Native liver survival in bile salt export pump deficiency: results of a retrospective cohort study

Abstract

Background: Bile salt export pump (ABCB11) deficiency [Progressive familial intrahepatic cholestasis (PFIC2)] is the most common genetic cause of PFIC and is associated with pruritus and progressive liver disease. Surgical biliary diversion or pharmacological [ileal bile acid transporter inhibitor (IBATi)] approaches can be used to block the recirculation of bile acids to the liver. There is a paucity of detailed data on the natural history and, in particular, the longitudinal evolution of bile acid levels to predict treatment response. Cross-sectional data from large international consortia suggested a maximum cutoff value of bile acids after the intervention to predict a successful outcome.

Methods: This retrospective, single-center, cohort study included all patients with confirmed biallelic pathogenic ABCB11 genotype PFIC2 treated at our institution with ≥2 years follow-up. The outcomes of interventions and predictors of long-term health were analyzed.

Results: Forty-eight cases were identified with PFIC2. Eighteen received partial external biliary diversion (PEBD) surgery, and 22 patients underwent liver transplantation. Two patients developed HCC and 2 died. Improved survival with native liver was closely associated with genotype, complete normalization of serum bile acids following PEBD, and alleviation of pruritus. Persistence of mild-to-moderate elevation of bile acids or a secondary rise following normalization was associated with liver disease progression and led to transplantation, suggesting that any prolonged elevation of bile acids worsens the chance of native liver survival. Higher-grade fibrosis at the time of PEBD was not associated with reduced long-term native liver survival. Patients with PFIC2 benefit from PEBD even at a stage of advanced fibrosis.

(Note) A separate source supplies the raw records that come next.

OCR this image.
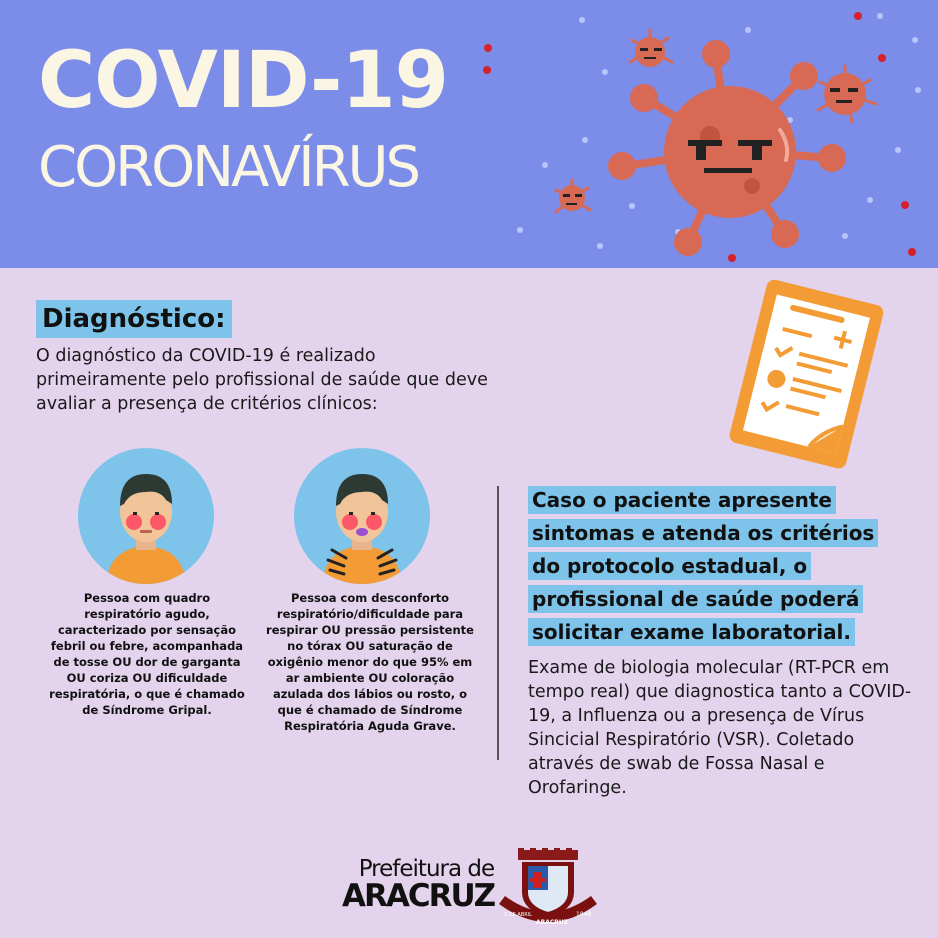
COVID-19
CORONAVÍRUS
Diagnóstico:
O diagnóstico da COVID-19 é realizado primeiramente pelo profissional de saúde que deve avaliar a presença de critérios clínicos:
Pessoa com quadro respiratório agudo, caracterizado por sensação febril ou febre, acompanhada de tosse OU dor de garganta OU coriza OU dificuldade respiratória, o que é chamado de Síndrome Gripal.
Pessoa com desconforto respiratório/dificuldade para respirar OU pressão persistente no tórax OU saturação de oxigênio menor do que 95% em ar ambiente OU coloração azulada dos lábios ou rosto, o que é chamado de Síndrome Respiratória Aguda Grave.
Caso o paciente apresente sintomas e atenda os critérios do protocolo estadual, o profissional de saúde poderá solicitar exame laboratorial.
Exame de biologia molecular (RT-PCR em tempo real) que diagnostica tanto a COVID-19, a Influenza ou a presença de Vírus Sincicial Respiratório (VSR). Coletado através de swab de Fossa Nasal e Orofaringe.
Prefeitura de
ARACRUZ
3 DE ABRIL
ARACRUZ
1848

Conclusion: Serum bile acid levels are an early predictor of treatment response and might serve as the gold standard in the evaluation of novel therapies including IBATi.

FIGURE 1

Kaplan-Meier plot of native liver survival of patients and Ishak score at the time of PEBD. Abbreviations: PEBD, partial external biliary diversion.

FIGURE 2

Kaplan-Meier plot of the native liver survival of patients with missense versus nonfunctional variants in ABCB11.

FIGURE 3

Individual longitudinal bile acid levels (µmol/l) in PEBD patients without LTx (n = 9). *n = 2 Relapse due to stoma-associated complication, resolved after stoma revision surgery. Patient ID = number in the top left of each panel. Dotted line = PEBD. Abbreviations: LTx, liver transplantation; PEBD, partial external biliary diversion.

FIGURE 4

Individual longitudinal bile acid levels (µmol/l) in PEBD patients with LTx (n = 9). *n = 2 long-term responders with decompensation due to noncompliance 14 respectively 21 years after PEBD. Dotted line = PEBD. Patient ID = number in the top left of each panel. Abbreviations: LTx, liver transplantation; PEBD, partial external biliary diversion.

FIGURE 5

Cohort overview. Abbreviations: BSEP, bile salt export pump deficiency; LTx, liver transplantation; PEBD, partial external biliary diversion.